And it is thus that the world is apprised through the organ of exact science, that unconscious cerebration has acquired the faculty of making the guitars fly in the air and forcing furniture to perform various clownish tricks!

So much for the opinions of the English scientists. The Americans have not done much better. In 1857, a committee of Harvard University warned the public against investigating this subject, which “corrupts the morals and degrades the intellect.” They called it, furthermore, “a contaminating influence, which surely tends to lessen the truth of man and the purity of woman.” Later, when Professor Robert Hare, the great chemist, defying the opinions of his contemporaries, investigated spiritualism, and became a believer, he was immediately declared non compos mentis; and in 1874, when one of the New York daily papers addressed a circular letter to the principal scientists of this country, asking them to investigate, and offering to pay the expenses, they, like the guests bidden to the supper, “with one consent, began to make excuses.”

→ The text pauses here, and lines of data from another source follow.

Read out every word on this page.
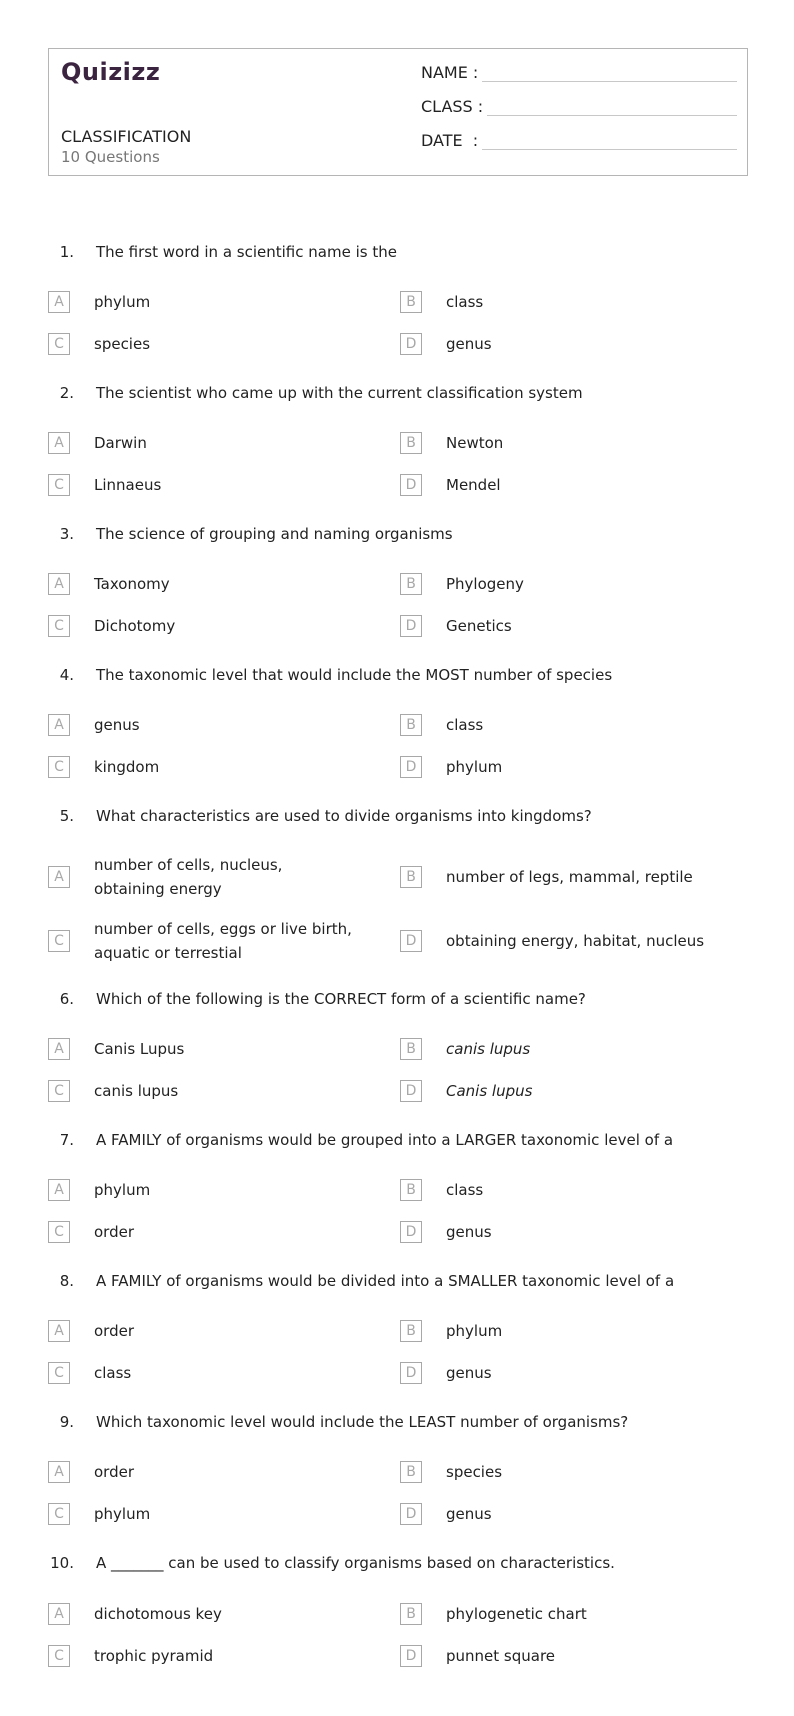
Quizizz
CLASSIFICATION
10 Questions
NAME :
CLASS :
DATE  :
1. The first word in a scientific name is the
A	phylum	B	class
C	species	D	genus
2. The scientist who came up with the current classification system
A	Darwin	B	Newton
C	Linnaeus	D	Mendel
3. The science of grouping and naming organisms
A	Taxonomy	B	Phylogeny
C	Dichotomy	D	Genetics
4. The taxonomic level that would include the MOST number of species
A	genus	B	class
C	kingdom	D	phylum
5. What characteristics are used to divide organisms into kingdoms?
A
number of cells, nucleus, obtaining energy
B	number of legs, mammal, reptile
C
number of cells, eggs or live birth, aquatic or terrestial
D	obtaining energy, habitat, nucleus
6. Which of the following is the CORRECT form of a scientific name?
A	Canis Lupus	B	canis lupus
C	canis lupus	D	Canis lupus
7. A FAMILY of organisms would be grouped into a LARGER taxonomic level of a
A	phylum	B	class
C	order	D	genus
8. A FAMILY of organisms would be divided into a SMALLER taxonomic level of a
A	order	B	phylum
C	class	D	genus
9. Which taxonomic level would include the LEAST number of organisms?
A	order	B	species
C	phylum	D	genus
10. A _______ can be used to classify organisms based on characteristics.
A	dichotomous key	B	phylogenetic chart
C	trophic pyramid	D	punnet square
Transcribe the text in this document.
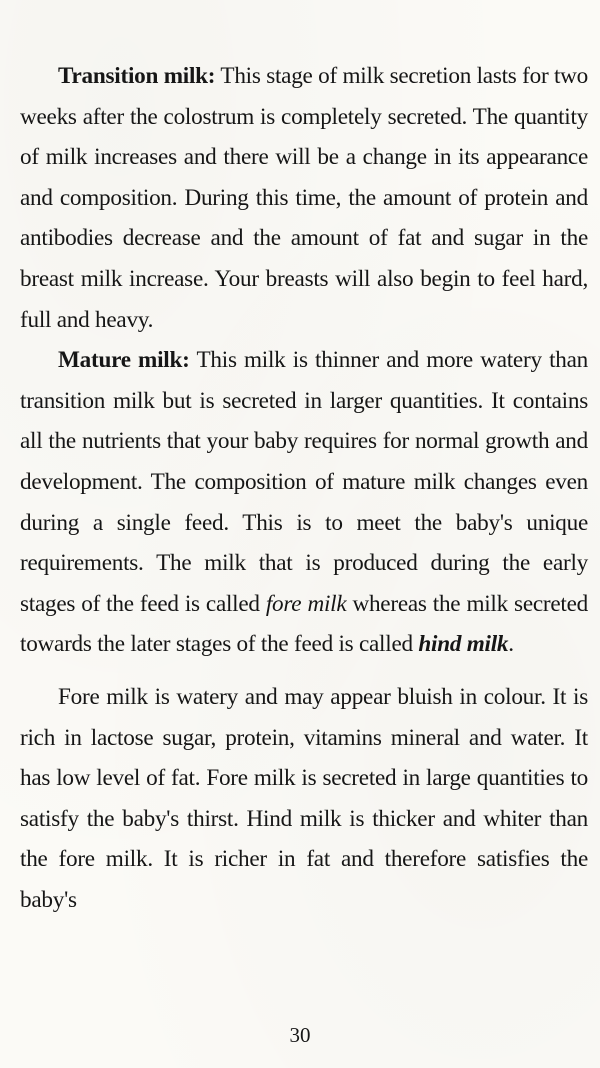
Transition milk: This stage of milk secretion lasts for two weeks after the colostrum is completely secreted. The quantity of milk increases and there will be a change in its appearance and composition. During this time, the amount of protein and antibodies decrease and the amount of fat and sugar in the breast milk increase. Your breasts will also begin to feel hard, full and heavy.

Mature milk: This milk is thinner and more watery than transition milk but is secreted in larger quantities. It contains all the nutrients that your baby requires for normal growth and development. The composition of mature milk changes even during a single feed. This is to meet the baby's unique requirements. The milk that is produced during the early stages of the feed is called fore milk whereas the milk secreted towards the later stages of the feed is called hind milk.

Fore milk is watery and may appear bluish in colour. It is rich in lactose sugar, protein, vitamins mineral and water. It has low level of fat. Fore milk is secreted in large quantities to satisfy the baby's thirst. Hind milk is thicker and whiter than the fore milk. It is richer in fat and therefore satisfies the baby's

30
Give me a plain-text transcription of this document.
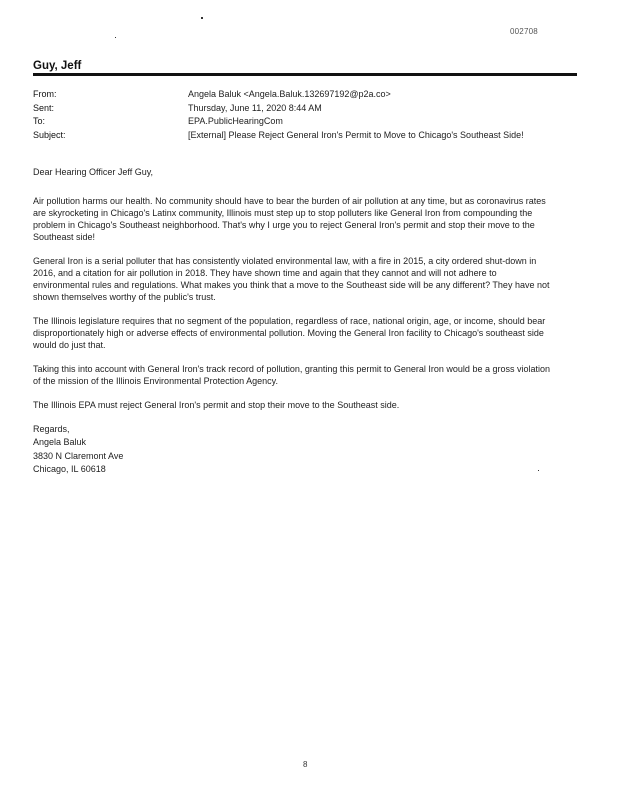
002708
Guy, Jeff
From:	Angela Baluk <Angela.Baluk.132697192@p2a.co>
Sent:	Thursday, June 11, 2020 8:44 AM
To:	EPA.PublicHearingCom
Subject:	[External] Please Reject General Iron's Permit to Move to Chicago's Southeast Side!

Dear Hearing Officer Jeff Guy,

Air pollution harms our health. No community should have to bear the burden of air pollution at any time, but as coronavirus rates are skyrocketing in Chicago's Latinx community, Illinois must step up to stop polluters like General Iron from compounding the problem in Chicago's Southeast neighborhood. That's why I urge you to reject General Iron's permit and stop their move to the Southeast side!

General Iron is a serial polluter that has consistently violated environmental law, with a fire in 2015, a city ordered shut-down in 2016, and a citation for air pollution in 2018. They have shown time and again that they cannot and will not adhere to environmental rules and regulations. What makes you think that a move to the Southeast side will be any different? They have not shown themselves worthy of the public's trust.

The Illinois legislature requires that no segment of the population, regardless of race, national origin, age, or income, should bear disproportionately high or adverse effects of environmental pollution. Moving the General Iron facility to Chicago's southeast side would do just that.

Taking this into account with General Iron's track record of pollution, granting this permit to General Iron would be a gross violation of the mission of the Illinois Environmental Protection Agency.

The Illinois EPA must reject General Iron's permit and stop their move to the Southeast side.

Regards,
Angela Baluk
3830 N Claremont Ave
Chicago, IL 60618
8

Yet, despite the indifference of Huxley, the jocularity of Tyndall, and the “unconscious cerebration” of Carpenter, many a scientist as noted as either of them, has investigated the unwelcome subject, and, overwhelmed with the evidence, become converted. And another scientist, and a great author — although not a spiritualist — bears this honorable testimony: “That the spirits of the dead occasionally revisit the living, or haunt their former abodes, has been in all ages, in all European countries, a fixed belief, not confined to rustics, but participated in by the intelligent. . . . If human testimony on such subjects can be of any value, there is a body of evidence reaching from the remotest ages to the present time, as extensive and unimpeachable as is to be found in support of anything whatever.”